Trump also said he was going to “cut off all trade with Spain,” the day after Foreign Minister José Manuel Albares said his country would not allow the US to use jointly operated bases in southern Spain in any strikes not covered by the United Nations’ charter.
Trump disputes that Israel forced his hand
The president also sought to push back on criticism from some of his staunchest allies over the decision to go to war — questions that grew louder after Secretary of State Marco Rubio said on Monday that the US had decided to strike because “we knew that there was going to be an Israeli action.”
“And we knew that if we didn’t preemptively go after them before they launched those attacks, we would suffer higher casualties,” Rubio said.

But Trump rejected the notion that the White House had been dragged into the conflict by Israel. “We were having negotiations with these lunatics, and it was my opinion that they were going to attack,” Trump said. “If anything, I might have forced Israel’s hand.”
Rubio on Tuesday echoed Trump’s insistence that the decision to attack Iran was made independent of Israel.

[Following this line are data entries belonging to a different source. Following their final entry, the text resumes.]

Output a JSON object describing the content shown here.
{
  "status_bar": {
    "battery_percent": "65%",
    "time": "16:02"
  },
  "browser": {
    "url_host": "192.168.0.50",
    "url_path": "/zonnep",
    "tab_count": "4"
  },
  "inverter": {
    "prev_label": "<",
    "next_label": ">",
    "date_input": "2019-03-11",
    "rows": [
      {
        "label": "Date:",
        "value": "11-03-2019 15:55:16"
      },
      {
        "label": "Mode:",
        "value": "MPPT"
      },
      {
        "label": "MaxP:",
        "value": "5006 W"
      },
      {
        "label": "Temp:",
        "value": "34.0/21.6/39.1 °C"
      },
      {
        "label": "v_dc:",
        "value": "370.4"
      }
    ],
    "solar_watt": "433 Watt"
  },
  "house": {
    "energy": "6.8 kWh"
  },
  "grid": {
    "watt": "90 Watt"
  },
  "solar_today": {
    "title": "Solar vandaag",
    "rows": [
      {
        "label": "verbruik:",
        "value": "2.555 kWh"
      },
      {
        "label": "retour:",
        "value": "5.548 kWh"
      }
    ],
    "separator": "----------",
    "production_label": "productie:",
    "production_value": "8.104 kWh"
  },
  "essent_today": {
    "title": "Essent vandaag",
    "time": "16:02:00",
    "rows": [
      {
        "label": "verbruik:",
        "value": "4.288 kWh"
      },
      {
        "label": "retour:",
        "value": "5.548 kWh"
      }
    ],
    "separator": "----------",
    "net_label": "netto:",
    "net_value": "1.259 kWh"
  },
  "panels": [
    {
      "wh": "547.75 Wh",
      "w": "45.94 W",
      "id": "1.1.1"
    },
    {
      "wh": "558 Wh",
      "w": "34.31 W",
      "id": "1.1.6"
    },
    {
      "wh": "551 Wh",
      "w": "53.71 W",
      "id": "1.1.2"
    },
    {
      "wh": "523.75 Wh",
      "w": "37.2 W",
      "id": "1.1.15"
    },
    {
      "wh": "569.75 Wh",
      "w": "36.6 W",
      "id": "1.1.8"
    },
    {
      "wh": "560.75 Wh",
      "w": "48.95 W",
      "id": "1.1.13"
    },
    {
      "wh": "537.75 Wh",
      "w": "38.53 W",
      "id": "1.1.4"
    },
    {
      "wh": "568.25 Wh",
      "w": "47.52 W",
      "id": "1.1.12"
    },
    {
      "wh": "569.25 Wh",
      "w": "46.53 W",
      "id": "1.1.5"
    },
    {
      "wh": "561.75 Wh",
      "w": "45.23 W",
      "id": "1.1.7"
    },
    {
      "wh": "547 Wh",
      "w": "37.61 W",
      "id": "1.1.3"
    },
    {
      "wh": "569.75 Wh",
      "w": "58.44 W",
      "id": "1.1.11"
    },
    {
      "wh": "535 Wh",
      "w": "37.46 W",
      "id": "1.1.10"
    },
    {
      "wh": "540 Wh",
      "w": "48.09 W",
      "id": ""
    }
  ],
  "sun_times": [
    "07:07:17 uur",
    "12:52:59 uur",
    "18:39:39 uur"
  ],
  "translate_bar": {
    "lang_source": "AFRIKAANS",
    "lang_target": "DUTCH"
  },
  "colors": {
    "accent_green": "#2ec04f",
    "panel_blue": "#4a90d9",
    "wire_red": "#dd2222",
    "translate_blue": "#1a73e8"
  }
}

Merz said during his visit with Trump at the Oval Office that Germany is “looking forward to the day after” the Iran war is over.
He said Berlin wants to work with the US on a strategy for when the current Iranian government no longer exists.
“We are having a high interest in common approach and common work and what we can do,” Merz said. “And this is this is important not just for the Americans,” he said. “This is extremely important for Europe and extremely important for Israel and their security.”
Merz also noted surging oil prices were damaging the world economy, laying down an argument for finding a quick endgame to the conflict.
The president acknowledged that oil and gas prices were going to rise as the US remains engaged in the strikes — yet argued it would be fleeting.
“We have a little high oil prices for a little while, but as soon as this ends, those prices are going to drop, I believe, lower than even before,” Trump said.
The average price for a gallon of gasoline in the US jumped 11 cents overnight Tuesday to about $3.11 in the United States, according to the AAA.